The Adani Group is poised to invest $5 billion in India’s metals sector over the next three to five years, marking its entry into mining, refining, and the production of metals like copper, aluminium, iron, and steel. This ambitious venture comes two years after Adani’s notable foray into cement with its $6.6 billion acquisition of Ambuja Cements Ltd and ACC Ltd.

As per industry reports, $2 billion of the investment will be allocated to copper projects, with the remaining earmarked for other metals. The conglomerate launched the first phase of its copper operations in March, featuring a smelter capacity of 500 kilotons per annum (ktpa). Positioned to compete with industry giants like Vedanta, Hindalco Industries, and Tata Group, Adani’s metals expansion seeks to leverage synergies with its established energy, logistics, ports, and infrastructure sectors.

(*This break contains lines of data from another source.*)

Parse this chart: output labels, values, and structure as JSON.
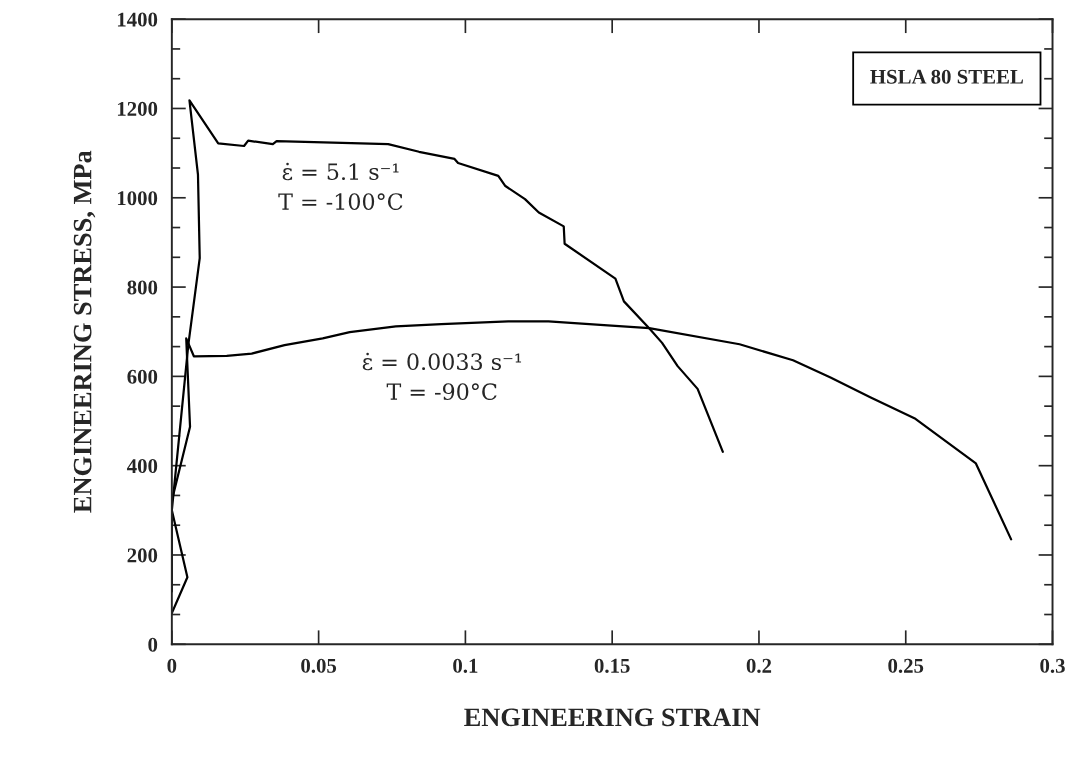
{
  "chart_data": {
    "type": "line",
    "xlabel": "ENGINEERING STRAIN",
    "ylabel": "ENGINEERING STRESS, MPa",
    "series": [
      {
        "color": "#000000",
        "x": [
          0,
          0.0053,
          0,
          0.0056,
          0.0095,
          0.0089,
          0.006,
          0.0158,
          0.0246,
          0.026,
          0.0344,
          0.0357,
          0.058,
          0.0737,
          0.0842,
          0.0963,
          0.0975,
          0.1112,
          0.1135,
          0.1203,
          0.125,
          0.1335,
          0.1338,
          0.1511,
          0.154,
          0.1626,
          0.167,
          0.1723,
          0.1791,
          0.1877
        ],
        "values": [
          70,
          150,
          300,
          670,
          865,
          1052,
          1218,
          1122,
          1116,
          1128,
          1120,
          1127,
          1123,
          1120,
          1103,
          1087,
          1078,
          1049,
          1027,
          997,
          967,
          936,
          897,
          819,
          768,
          708,
          675,
          623,
          572,
          431
        ]
      },
      {
        "color": "#000000",
        "x": [
          0,
          0,
          0.0062,
          0.0049,
          0.0075,
          0.0187,
          0.0272,
          0.0384,
          0.0514,
          0.0606,
          0.0763,
          0.0918,
          0.1146,
          0.1283,
          0.1485,
          0.1626,
          0.1934,
          0.2116,
          0.2242,
          0.2379,
          0.2533,
          0.2739,
          0.2859
        ],
        "values": [
          118,
          322,
          487,
          685,
          645,
          646,
          651,
          670,
          685,
          699,
          712,
          717,
          723,
          723,
          714,
          708,
          672,
          636,
          598,
          553,
          505,
          405,
          235
        ]
      }
    ],
    "annotations": [
      "ε̇ = 5.1 s⁻¹\nT = -100°C",
      "ε̇ = 0.0033 s⁻¹\nT = -90°C",
      "HSLA 80 STEEL"
    ],
    "xlim": [
      0,
      0.3
    ],
    "xticks": [
      0,
      0.05,
      0.1,
      0.15,
      0.2,
      0.25,
      0.3
    ],
    "ylim": [
      0,
      1400
    ],
    "yticks": [
      0,
      200,
      400,
      600,
      800,
      1000,
      1200,
      1400
    ],
    "grid": false,
    "legend": false,
    "marker": "none",
    "line_style": "solid"
  }
}
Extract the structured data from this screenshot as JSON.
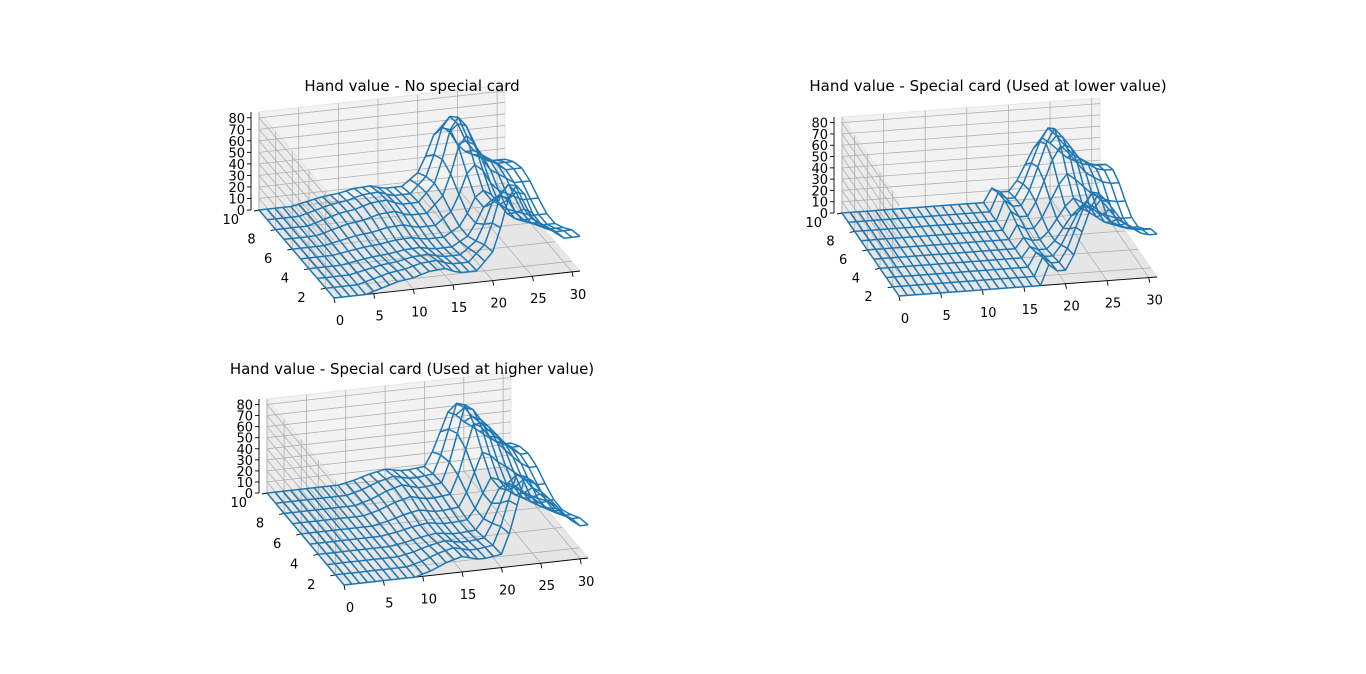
{
  "chart_data": [
    {
      "type": "surface",
      "title": "Hand value - No special card",
      "xlabel": "",
      "ylabel": "",
      "zlabel": "",
      "x_ticks": [
        0,
        5,
        10,
        15,
        20,
        25,
        30
      ],
      "y_ticks": [
        2,
        4,
        6,
        8,
        10
      ],
      "z_ticks": [
        0,
        10,
        20,
        30,
        40,
        50,
        60,
        70,
        80
      ],
      "xlim": [
        0,
        31
      ],
      "ylim": [
        1,
        10
      ],
      "zlim": [
        0,
        85
      ],
      "grid": true,
      "wireframe_color": "#1f77b4",
      "surface_profile": {
        "x": [
          0,
          4,
          5,
          8,
          10,
          12,
          14,
          15,
          16,
          18,
          20,
          21,
          22,
          23,
          24,
          25,
          26,
          27,
          28,
          29,
          30
        ],
        "z": [
          0,
          0,
          2,
          8,
          10,
          14,
          15,
          12,
          10,
          10,
          25,
          45,
          70,
          80,
          72,
          55,
          45,
          40,
          35,
          30,
          30
        ]
      }
    },
    {
      "type": "surface",
      "title": "Hand value - Special card (Used at lower value)",
      "xlabel": "",
      "ylabel": "",
      "zlabel": "",
      "x_ticks": [
        0,
        5,
        10,
        15,
        20,
        25,
        30
      ],
      "y_ticks": [
        2,
        4,
        6,
        8,
        10
      ],
      "z_ticks": [
        0,
        10,
        20,
        30,
        40,
        50,
        60,
        70,
        80
      ],
      "xlim": [
        0,
        31
      ],
      "ylim": [
        1,
        10
      ],
      "zlim": [
        0,
        85
      ],
      "grid": true,
      "wireframe_color": "#1f77b4",
      "surface_profile": {
        "x": [
          0,
          17,
          18,
          19,
          20,
          21,
          22,
          23,
          24,
          25,
          26,
          27,
          28,
          29,
          30
        ],
        "z": [
          0,
          0,
          18,
          12,
          12,
          25,
          45,
          65,
          78,
          70,
          60,
          50,
          45,
          40,
          38
        ]
      }
    },
    {
      "type": "surface",
      "title": "Hand value - Special card (Used at higher value)",
      "xlabel": "",
      "ylabel": "",
      "zlabel": "",
      "x_ticks": [
        0,
        5,
        10,
        15,
        20,
        25,
        30
      ],
      "y_ticks": [
        2,
        4,
        6,
        8,
        10
      ],
      "z_ticks": [
        0,
        10,
        20,
        30,
        40,
        50,
        60,
        70,
        80
      ],
      "xlim": [
        0,
        31
      ],
      "ylim": [
        1,
        10
      ],
      "zlim": [
        0,
        85
      ],
      "grid": true,
      "wireframe_color": "#1f77b4",
      "surface_profile": {
        "x": [
          0,
          9,
          11,
          13,
          14,
          15,
          16,
          17,
          18,
          20,
          21,
          22,
          23,
          24,
          25,
          26,
          27,
          28,
          29,
          30
        ],
        "z": [
          0,
          0,
          4,
          10,
          12,
          14,
          12,
          10,
          10,
          12,
          30,
          55,
          80,
          75,
          65,
          58,
          50,
          42,
          35,
          30
        ]
      }
    }
  ]
}
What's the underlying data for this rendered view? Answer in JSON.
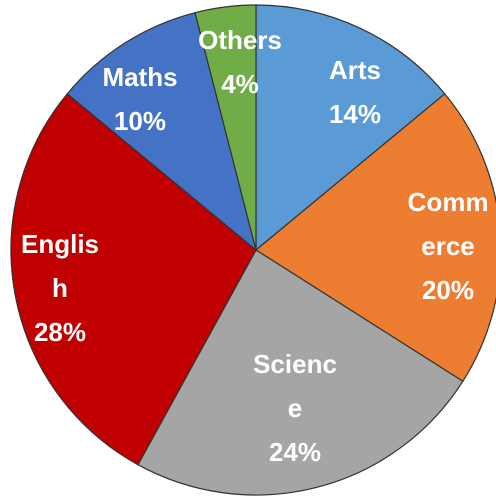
{
  "chart_data": {
    "type": "pie",
    "categories": [
      "Arts",
      "Commerce",
      "Science",
      "English",
      "Maths",
      "Others"
    ],
    "values": [
      14,
      20,
      24,
      28,
      10,
      4
    ],
    "value_labels": [
      "14%",
      "20%",
      "24%",
      "28%",
      "10%",
      "4%"
    ],
    "colors": [
      "#5b9bd5",
      "#ed7d31",
      "#a5a5a5",
      "#c00000",
      "#4472c4",
      "#70ad47"
    ]
  }
}
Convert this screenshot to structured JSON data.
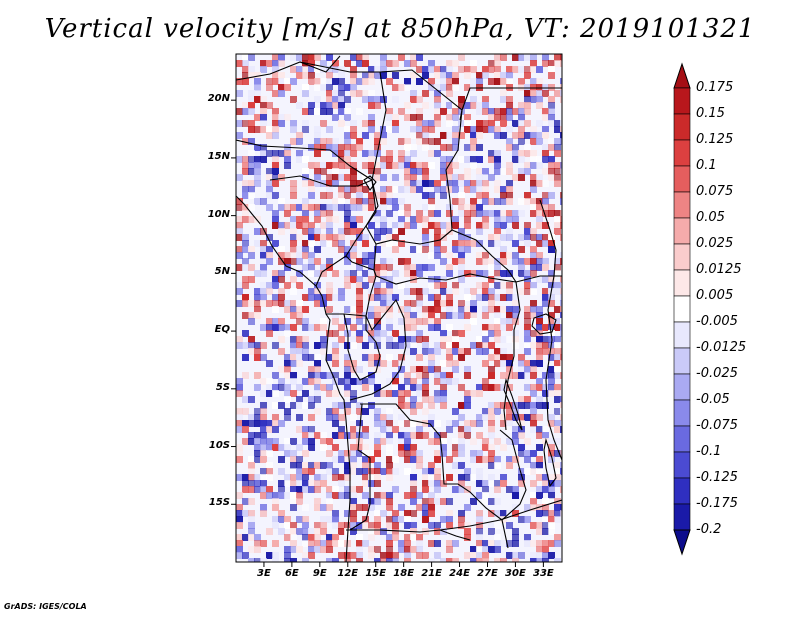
{
  "title": "Vertical velocity [m/s] at 850hPa, VT: 2019101321",
  "credit": "GrADS: IGES/COLA",
  "chart_data": {
    "type": "heatmap",
    "variable": "Vertical velocity",
    "units": "m/s",
    "level": "850hPa",
    "valid_time": "2019101321",
    "lon_range": [
      0,
      35
    ],
    "lat_range": [
      -20,
      24
    ],
    "y_ticks": [
      {
        "label": "20N",
        "lat": 20
      },
      {
        "label": "15N",
        "lat": 15
      },
      {
        "label": "10N",
        "lat": 10
      },
      {
        "label": "5N",
        "lat": 5
      },
      {
        "label": "EQ",
        "lat": 0
      },
      {
        "label": "5S",
        "lat": -5
      },
      {
        "label": "10S",
        "lat": -10
      },
      {
        "label": "15S",
        "lat": -15
      }
    ],
    "x_ticks": [
      {
        "label": "3E",
        "lon": 3
      },
      {
        "label": "6E",
        "lon": 6
      },
      {
        "label": "9E",
        "lon": 9
      },
      {
        "label": "12E",
        "lon": 12
      },
      {
        "label": "15E",
        "lon": 15
      },
      {
        "label": "18E",
        "lon": 18
      },
      {
        "label": "21E",
        "lon": 21
      },
      {
        "label": "24E",
        "lon": 24
      },
      {
        "label": "27E",
        "lon": 27
      },
      {
        "label": "30E",
        "lon": 30
      },
      {
        "label": "33E",
        "lon": 33
      }
    ],
    "colorbar": [
      {
        "label": "0.175",
        "color": "#a50f15"
      },
      {
        "label": "0.15",
        "color": "#b8171c"
      },
      {
        "label": "0.125",
        "color": "#cb2a2a"
      },
      {
        "label": "0.1",
        "color": "#dc4040"
      },
      {
        "label": "0.075",
        "color": "#e55e5e"
      },
      {
        "label": "0.05",
        "color": "#ee8484"
      },
      {
        "label": "0.025",
        "color": "#f5abab"
      },
      {
        "label": "0.0125",
        "color": "#facccc"
      },
      {
        "label": "0.005",
        "color": "#fde8e8"
      },
      {
        "label": "-0.005",
        "color": "#ffffff"
      },
      {
        "label": "-0.0125",
        "color": "#e8e8fd"
      },
      {
        "label": "-0.025",
        "color": "#cacaf8"
      },
      {
        "label": "-0.05",
        "color": "#aaaaf2"
      },
      {
        "label": "-0.075",
        "color": "#8a8aeb"
      },
      {
        "label": "-0.1",
        "color": "#6a6ae0"
      },
      {
        "label": "-0.125",
        "color": "#4b4bd2"
      },
      {
        "label": "-0.175",
        "color": "#2f2fc0"
      },
      {
        "label": "-0.2",
        "color": "#1a1aa8"
      }
    ],
    "colorbar_bottom_color": "#0c0c8c"
  }
}
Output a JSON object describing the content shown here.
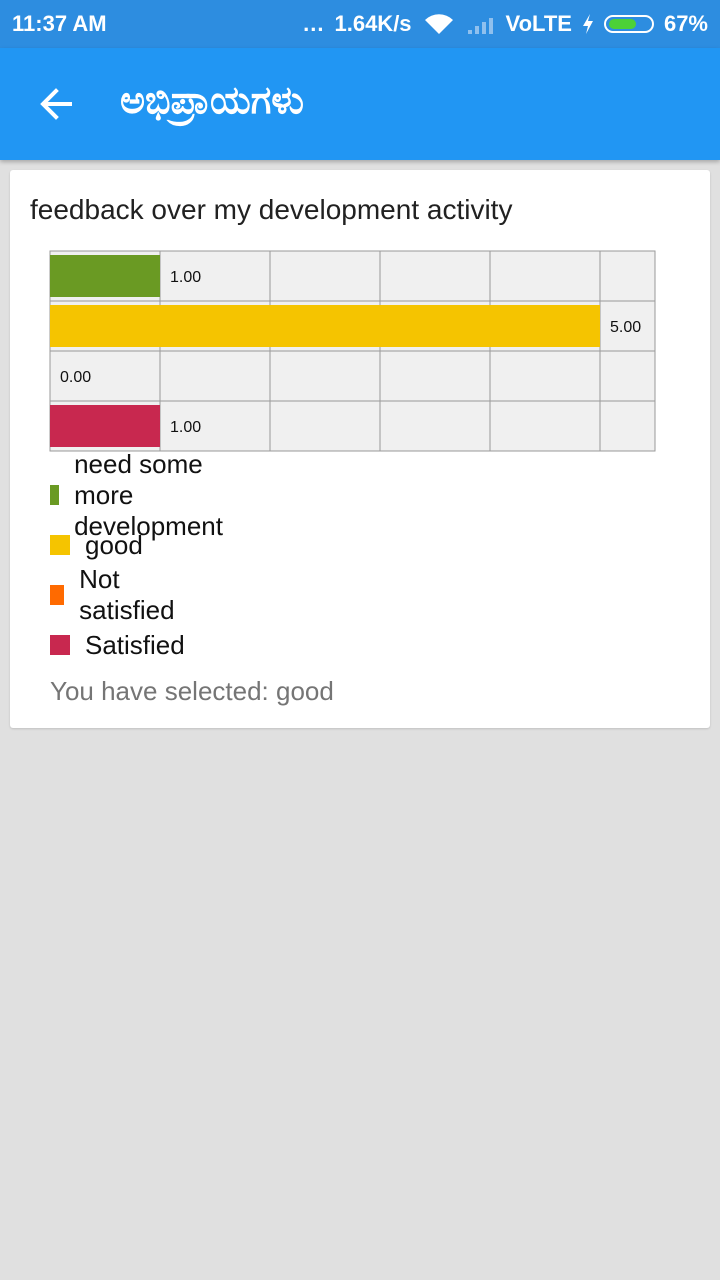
{
  "status_bar": {
    "time": "11:37 AM",
    "dots": "...",
    "speed": "1.64K/s",
    "network": "VoLTE",
    "battery": "67%",
    "battery_level": 0.67
  },
  "app_bar": {
    "title": "ಅಭಿಪ್ರಾಯಗಳು"
  },
  "card": {
    "title": "feedback over my development activity",
    "selected_text": "You have selected: good"
  },
  "chart_data": {
    "type": "bar",
    "orientation": "horizontal",
    "categories": [
      "need some more development",
      "good",
      "Not satisfied",
      "Satisfied"
    ],
    "values": [
      1.0,
      5.0,
      0.0,
      1.0
    ],
    "value_labels": [
      "1.00",
      "5.00",
      "0.00",
      "1.00"
    ],
    "colors": [
      "#6a9a23",
      "#f5c400",
      "#ff6a00",
      "#c8284f"
    ],
    "xlim": [
      0,
      5.5
    ],
    "grid": true,
    "legend": "bottom"
  },
  "colors": {
    "status_bar": "#2d8de0",
    "app_bar": "#2196f3",
    "background": "#e0e0e0",
    "plot_bg": "#f0f0f0",
    "grid": "#999999"
  }
}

According to sources, this entry into metals supports Adani’s renewable energy ambitions by enabling captive consumption for its green energy initiatives, including solar, wind, and green hydrogen projects. This strategy aligns with Adani’s long-term vision of becoming a leader in sustainable and diversified business operations, reducing dependency on external metal suppliers for its expansive energy infrastructure.
Adani’s competitive stance follows recent developments in the cement sector, where ACC Ltd, an Adani subsidiary, reported a 49% profit drop in Q2, facing low prices and sluggish demand. Despite this, Adani’s diversification in metals could provide significant growth avenues.